Cette distinction n’est pas sans portée pratique. Dans l’hypothèse où des circonstances nouvelles viendraient à révéler une erreur dans la proposition de rectification, la qualification retenue déterminerait la possibilité pour la contribuable d’agir en répétition de l’indu.

B. La neutralisation des effets patrimoniaux de la procédure

La cour décide que « chaque partie conservera ses frais et dépens exposés dans le cadre de la présente procédure ». Cette solution s’écarte du principe selon lequel la partie qui succombe supporte les dépens. Elle traduit la volonté de tirer toutes les conséquences du caractère négocié de l’extinction de l’instance.

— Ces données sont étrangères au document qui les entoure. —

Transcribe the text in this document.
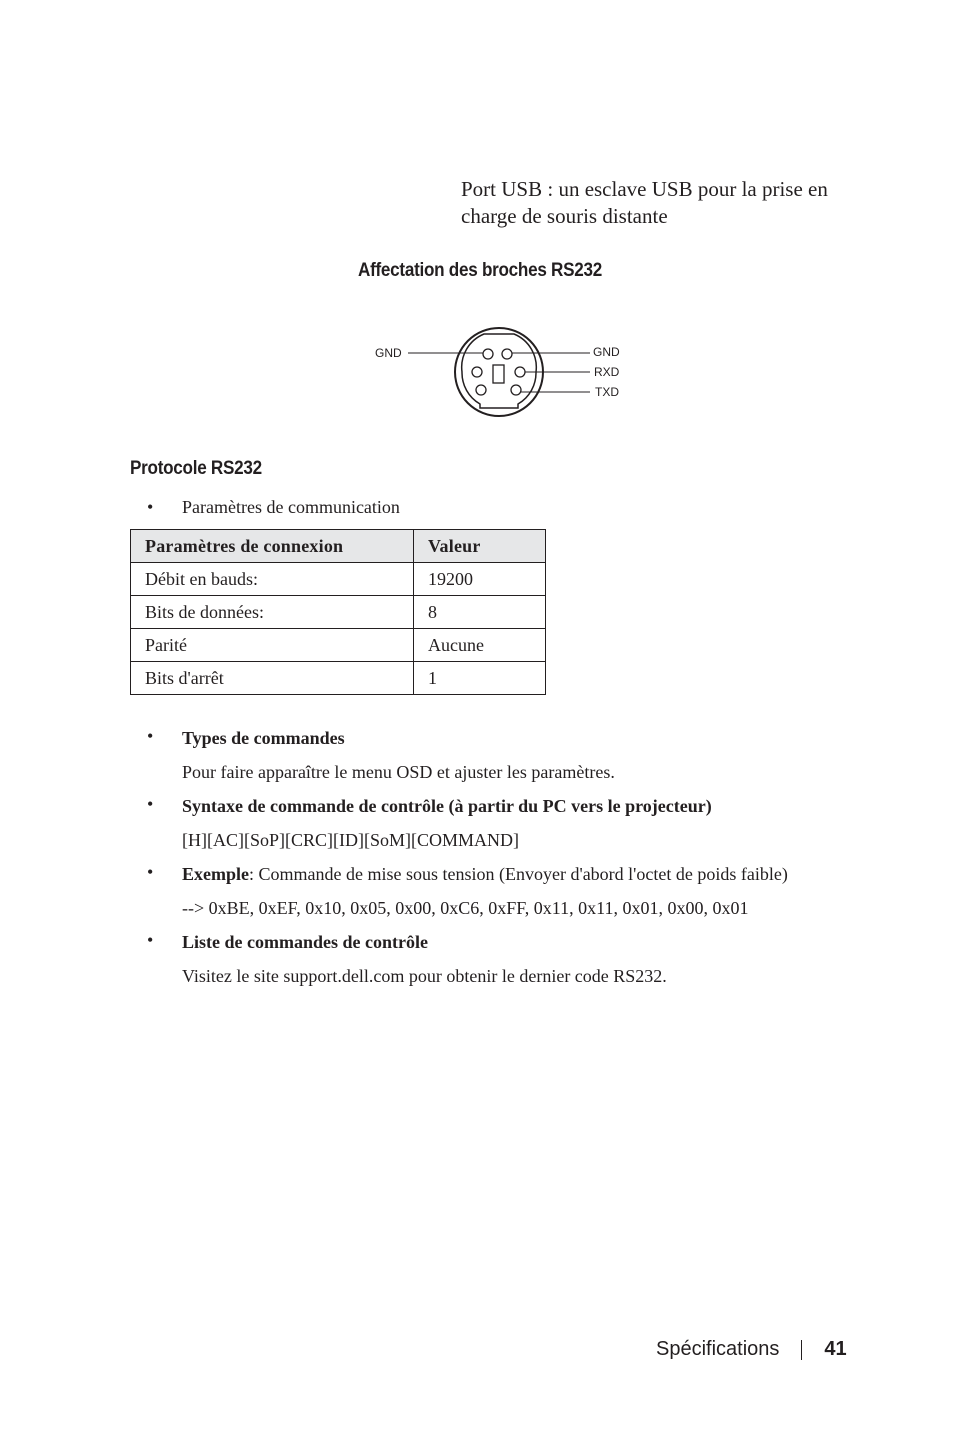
Port USB : un esclave USB pour la prise en charge de souris distante
Affectation des broches RS232
GND	GND
RXD
TXD
Protocole RS232
• Paramètres de communication
Paramètres de connexion	Valeur
Débit en bauds:	19200
Bits de données:	8
Parité	Aucune
Bits d'arrêt	1
• Types de commandes
Pour faire apparaître le menu OSD et ajuster les paramètres.
• Syntaxe de commande de contrôle (à partir du PC vers le projecteur)
[H][AC][SoP][CRC][ID][SoM][COMMAND]
• Exemple: Commande de mise sous tension (Envoyer d'abord l'octet de poids faible)
--> 0xBE, 0xEF, 0x10, 0x05, 0x00, 0xC6, 0xFF, 0x11, 0x11, 0x01, 0x00, 0x01
• Liste de commandes de contrôle
Visitez le site support.dell.com pour obtenir le dernier code RS232.
Spécifications 41
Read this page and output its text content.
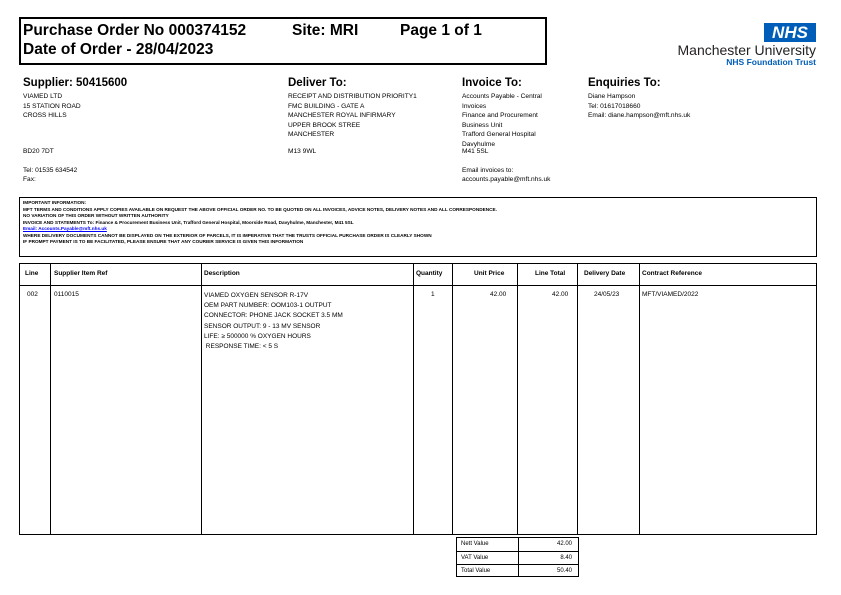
Purchase Order No 000374152	Site: MRI	Page 1 of 1
Date of Order - 28/04/2023
NHS
Manchester University
NHS Foundation Trust
Supplier: 50415600
VIAMED LTD
15 STATION ROAD
CROSS HILLS
BD20 7DT
Tel: 01535 634542
Fax:
Deliver To:
RECEIPT AND DISTRIBUTION PRIORITY1
FMC BUILDING - GATE A
MANCHESTER ROYAL INFIRMARY
UPPER BROOK STREE
MANCHESTER
M13 9WL
Invoice To:
Accounts Payable - Central
Invoices
Finance and Procurement
Business Unit
Trafford General Hospital
Davyhulme
M41 5SL
Email invoices to:
accounts.payable@mft.nhs.uk
Enquiries To:
Diane Hampson
Tel: 01617018660
Email: diane.hampson@mft.nhs.uk
IMPORTANT INFORMATION:
MFT TERMS AND CONDITIONS APPLY COPIES AVAILABLE ON REQUEST THE ABOVE OFFICIAL ORDER NO. TO BE QUOTED ON ALL INVOICES, ADVICE NOTES, DELIVERY NOTES AND ALL CORRESPONDENCE.
NO VARIATION OF THIS ORDER WITHOUT WRITTEN AUTHORITY
INVOICE AND STATEMENTS To: Finance & Procurement Business Unit, Trafford General Hospital, Moorside Road, Davyhulme, Manchester, M41 5SL
Email: Accounts.Payable@mft.nhs.uk
WHERE DELIVERY DOCUMENTS CANNOT BE DISPLAYED ON THE EXTERIOR OF PARCELS, IT IS IMPERATIVE THAT THE TRUSTS OFFICIAL PURCHASE ORDER IS CLEARLY SHOWN
IF PROMPT PAYMENT IS TO BE FACILITATED, PLEASE ENSURE THAT ANY COURIER SERVICE IS GIVEN THIS INFORMATION
Line Supplier Item Ref	Description	Quantity	Unit Price	Line Total	Delivery Date	Contract Reference
002 0110015	VIAMED OXYGEN SENSOR R-17V
OEM PART NUMBER: OOM103-1 OUTPUT
CONNECTOR: PHONE JACK SOCKET 3.5 MM
SENSOR OUTPUT: 9 - 13 MV SENSOR
LIFE: ≥ 500000 % OXYGEN HOURS
RESPONSE TIME: < 5 S
1	42.00	42.00	24/05/23	MFT/VIAMED/2022
Nett Value	42.00
VAT Value	8.40
Total Value	50.40
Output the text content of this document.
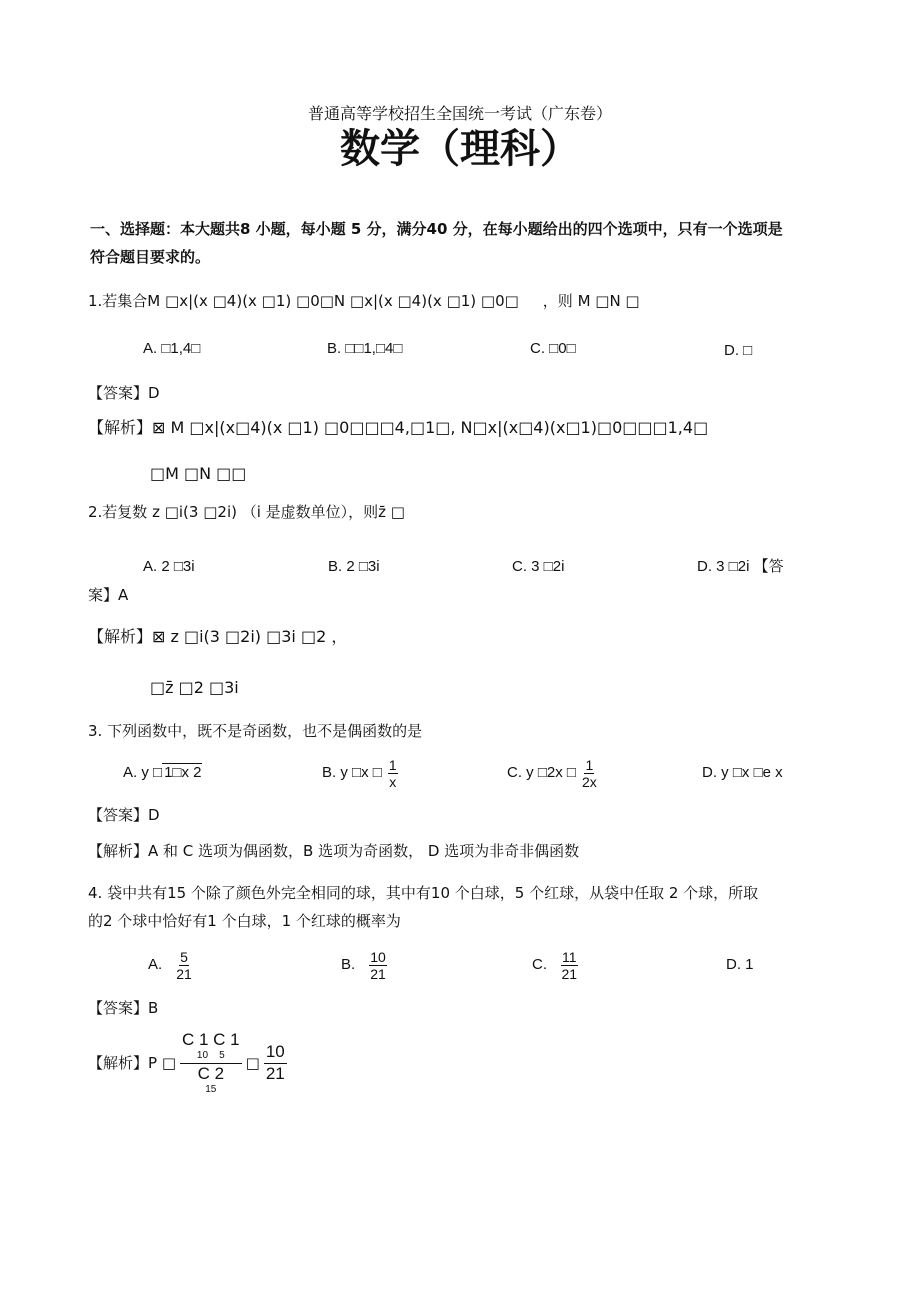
普通高等学校招生全国统一考试（广东卷）
数学（理科）
一、选择题：本大题共8 小题，每小题 5 分，满分40 分，在每小题给出的四个选项中，只有一个选项是
符合题目要求的。
1.若集合M □x|(x □4)(x □1) □0□N □x|(x □4)(x □1) □0□ ，则 M □N □
A. □1,4□	B. □□1,□4□	C. □0□	D. □
【答案】D
【解析】⊠ M □x|(x□4)(x □1) □0□□□4,□1□, N□x|(x□4)(x□1)□0□□□1,4□
□M □N □□
2.若复数 z □i(3 □2i) （i 是虚数单位），则z̄ □
A. 2 □3i	B. 2 □3i	C. 3 □2i	D. 3 □2i 【答
案】A
【解析】⊠ z □i(3 □2i) □3i □2 ，
□z̄ □2 □3i
3. 下列函数中，既不是奇函数，也不是偶函数的是
A. y □ 1□x 2	B. y □x □ $\frac{1}{x}$	C. y □2x □ $\frac{1}{2x}$	D. y □x □e x
【答案】D
【解析】A 和 C 选项为偶函数，B 选项为奇函数， D 选项为非奇非偶函数
4. 袋中共有15 个除了颜色外完全相同的球，其中有10 个白球，5 个红球，从袋中任取 2 个球，所取
的2 个球中恰好有1 个白球，1 个红球的概率为
A. $\frac{5}{21}$	B. $\frac{10}{21}$	C. $\frac{11}{21}$	D. 1
【答案】B
【解析】P □
C 1 C 1
10    5
C 2
15
□ $\frac{10}{21}$
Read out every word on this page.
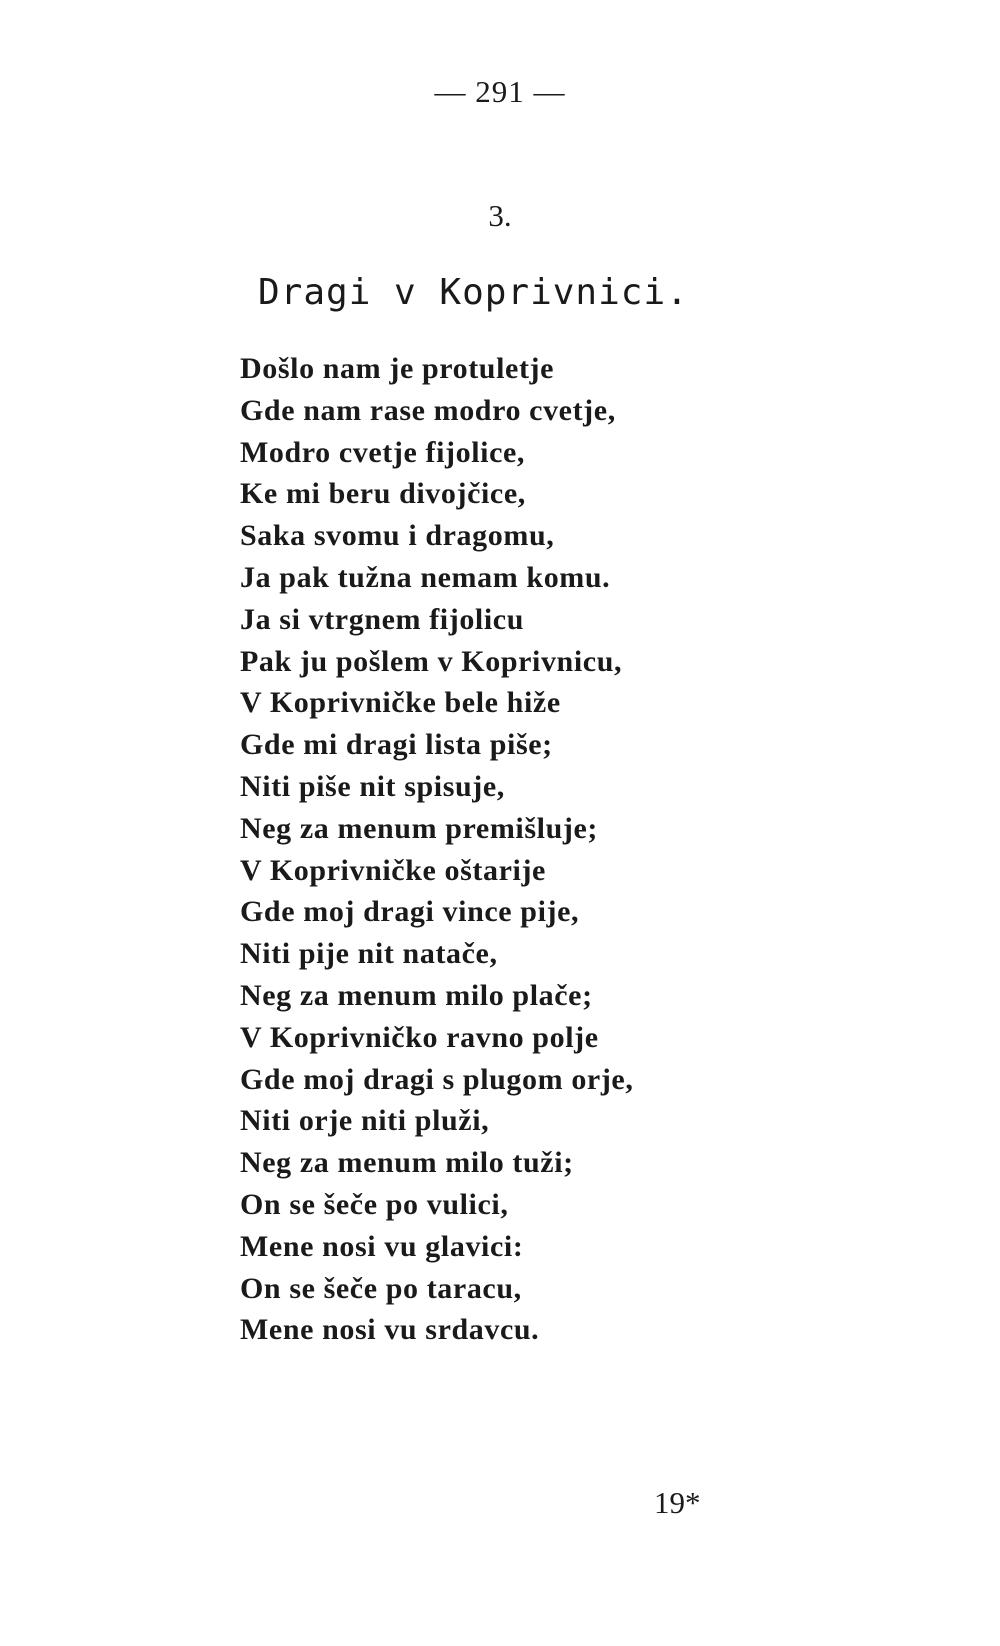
— 291 —
3.
Dragi v Koprivnici.
Došlo nam je protuletje
Gde nam rase modro cvetje,
Modro cvetje fijolice,
Ke mi beru divojčice,
Saka svomu i dragomu,
Ja pak tužna nemam komu.
Ja si vtrgnem fijolicu
Pak ju pošlem v Koprivnicu,
V Koprivničke bele hiže
Gde mi dragi lista piše;
Niti piše nit spisuje,
Neg za menum premišluje;
V Koprivničke oštarije
Gde moj dragi vince pije,
Niti pije nit natače,
Neg za menum milo plače;
V Koprivničko ravno polje
Gde moj dragi s plugom orje,
Niti orje niti pluži,
Neg za menum milo tuži;
On se šeče po vulici,
Mene nosi vu glavici:
On se šeče po taracu,
Mene nosi vu srdavcu.
19*
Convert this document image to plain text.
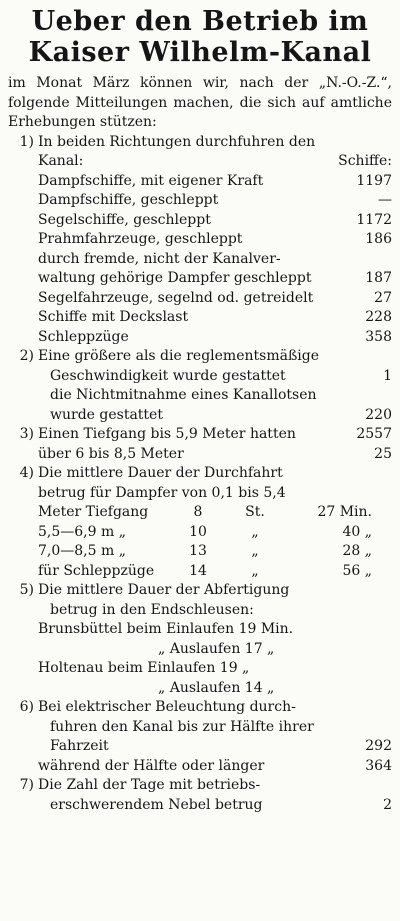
Ueber den Betrieb im
Kaiser Wilhelm-Kanal
im Monat März können wir, nach der „N.-O.-Z.“, folgende Mitteilungen machen, die sich auf amtliche Erhebungen stützen:
1) In beiden Richtungen durchfuhren den
Kanal:	Schiffe:
Dampfschiffe, mit eigener Kraft	1197
Dampfschiffe, geschleppt	—
Segelschiffe, geschleppt	1172
Prahmfahrzeuge, geschleppt	186
durch fremde, nicht der Kanalver-
waltung gehörige Dampfer geschleppt	187
Segelfahrzeuge, segelnd od. getreidelt	27
Schiffe mit Deckslast	228
Schleppzüge	358
2) Eine größere als die reglementsmäßige
Geschwindigkeit wurde gestattet	1
die Nichtmitnahme eines Kanallotsen
wurde gestattet	220
3) Einen Tiefgang bis 5,9 Meter hatten	2557
über 6 bis 8,5 Meter	25
4) Die mittlere Dauer der Durchfahrt
betrug für Dampfer von 0,1 bis 5,4
Meter Tiefgang	8	St.	27 Min.
5,5—6,9 m „	10	„	40 „
7,0—8,5 m „	13	„	28 „
für Schleppzüge	14	„	56 „
5) Die mittlere Dauer der Abfertigung
betrug in den Endschleusen:
Brunsbüttel beim Einlaufen 19 Min.
„ Auslaufen 17 „
Holtenau beim Einlaufen 19 „
„ Auslaufen 14 „
6) Bei elektrischer Beleuchtung durch-
fuhren den Kanal bis zur Hälfte ihrer
Fahrzeit	292
während der Hälfte oder länger	364
7) Die Zahl der Tage mit betriebs-
erschwerendem Nebel betrug	2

Le partage des frais constitue une clause usuelle des transactions. Il évite qu’une partie puisse se prévaloir d’une position de vainqueur alors que le litige s’est éteint par accord mutuel. En l’espèce, bien que la contribuable ait payé l’intégralité du rehaussement, elle n’est pas condamnée aux dépens de l’ensemble de la procédure. Cette solution préserve un équilibre apparent entre les parties.

Cette répartition ne concerne toutefois que la procédure devant la cour de renvoi. Les condamnations prononcées au titre de l’article 700 du code de procédure civile par le jugement de première instance et l’arrêt cassé demeurent exécutoires pour celles qui n’ont pas été atteintes par la cassation. La portée patrimoniale de la renonciation de la contribuable doit donc être appréciée au regard de l’ensemble des frais exposés depuis l’origine du litige.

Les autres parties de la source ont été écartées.